AI Monthly Digest 20 – TL;DR
With the world spinning faster every day and delivering an insane amount of news and information to process, the temptation to cherry-pick content to consume increases. Powering summarization with AI tools is among the news we’re covering in this edition of AI Monthly Digest.
Other stories include the proof of deep learning supremacy in the world of board games, biased machines and what comes after Atari and board games.
TL;DR not working (yet)
A research team from the Allen Institute for Artificial Intelligence and the University of Washington has created a scientific summarization engine. The key goal was to check if an AI-based solution could shorten a text and capture the most essential information from a scientific paper. Including the most important information while also providing enough context to make the piece comprehensible is a challenging task even for a human. That the text needs to be grammatically correct and as interesting as possible makes the challenge all the more difficult.
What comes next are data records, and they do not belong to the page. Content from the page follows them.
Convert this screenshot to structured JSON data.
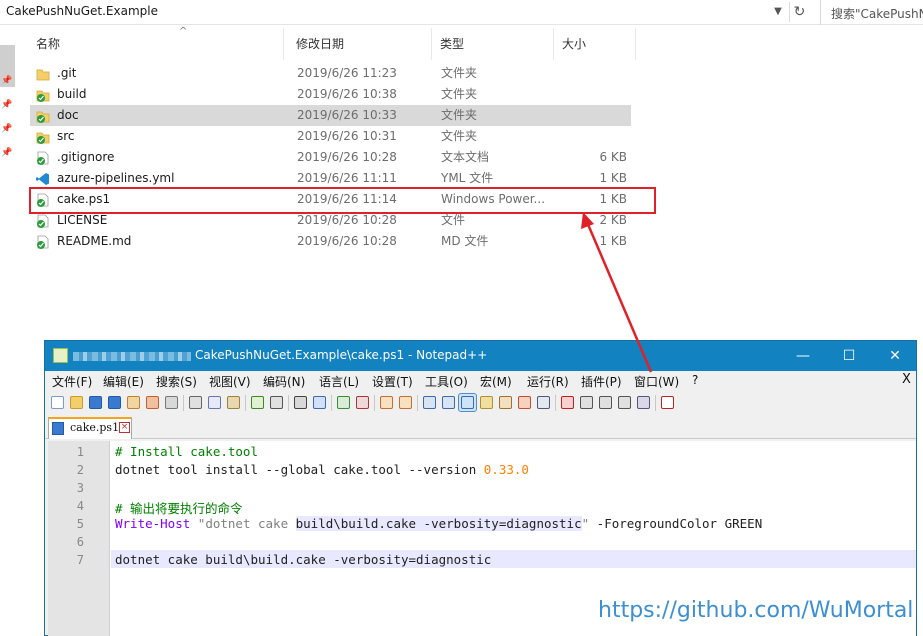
{
  "explorer": {
    "address": "CakePushNuGet.Example",
    "search_placeholder": "搜索\"CakePushNuG",
    "columns": {
      "name": "名称",
      "date": "修改日期",
      "type": "类型",
      "size": "大小"
    },
    "files": [
      {
        "name": ".git",
        "date": "2019/6/26 11:23",
        "type": "文件夹",
        "size": "",
        "icon": "folder-icon"
      },
      {
        "name": "build",
        "date": "2019/6/26 10:38",
        "type": "文件夹",
        "size": "",
        "icon": "folder-synced-icon"
      },
      {
        "name": "doc",
        "date": "2019/6/26 10:33",
        "type": "文件夹",
        "size": "",
        "icon": "folder-synced-icon"
      },
      {
        "name": "src",
        "date": "2019/6/26 10:31",
        "type": "文件夹",
        "size": "",
        "icon": "folder-synced-icon"
      },
      {
        "name": ".gitignore",
        "date": "2019/6/26 10:28",
        "type": "文本文档",
        "size": "6 KB",
        "icon": "text-file-synced-icon"
      },
      {
        "name": "azure-pipelines.yml",
        "date": "2019/6/26 11:11",
        "type": "YML 文件",
        "size": "1 KB",
        "icon": "vscode-file-icon"
      },
      {
        "name": "cake.ps1",
        "date": "2019/6/26 11:14",
        "type": "Windows Power...",
        "size": "1 KB",
        "icon": "ps1-file-synced-icon"
      },
      {
        "name": "LICENSE",
        "date": "2019/6/26 10:28",
        "type": "文件",
        "size": "2 KB",
        "icon": "file-synced-icon"
      },
      {
        "name": "README.md",
        "date": "2019/6/26 10:28",
        "type": "MD 文件",
        "size": "1 KB",
        "icon": "md-file-synced-icon"
      }
    ]
  },
  "notepad": {
    "title": "CakePushNuGet.Example\\cake.ps1 - Notepad++",
    "menu": [
      "文件(F)",
      "编辑(E)",
      "搜索(S)",
      "视图(V)",
      "编码(N)",
      "语言(L)",
      "设置(T)",
      "工具(O)",
      "宏(M)",
      "运行(R)",
      "插件(P)",
      "窗口(W)",
      "?"
    ],
    "menu_close": "X",
    "tab_label": "cake.ps1",
    "lines": [
      "1",
      "2",
      "3",
      "4",
      "5",
      "6",
      "7"
    ],
    "code": {
      "l1": "# Install cake.tool",
      "l2_a": "dotnet tool install --global cake.tool --version ",
      "l2_b": "0.33.0",
      "l4": "# 输出将要执行的命令",
      "l5_a": "Write-Host",
      "l5_b": " \"dotnet cake ",
      "l5_c": "build\\build.cake -verbosity=diagnostic",
      "l5_d": "\" ",
      "l5_e": "-ForegroundColor GREEN",
      "l7": "dotnet cake build\\build.cake -verbosity=diagnostic"
    }
  },
  "watermark": "https://github.com/WuMortal",
  "colors": {
    "highlight_box": "#e02127",
    "title_bar": "#1282c1",
    "watermark": "#3d8fd1"
  }
}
TL;DR – it didn’t work. Yet. For all the details, see the Arxiv paper.
Why it matters
While summarization engines aren’t yet entirely feasible, polish applied over the next few years will lead them to eventually shine.
According to the research done at the University of Ottawa, the number of scientific papers published since 1665 surpassed the 50 million mark in 2009. Add to that the approximately 2.5 million new papers published every year, and you quickly see that staying up to date in any field, let alone many, is only getting harder.
Also, we are beset by news on all sides today. To wade through the overload and get results, people need to manage their attention carefully. That’s why a good, automated summarization engine can be a service we increasingly need not only in science but also our daily lives.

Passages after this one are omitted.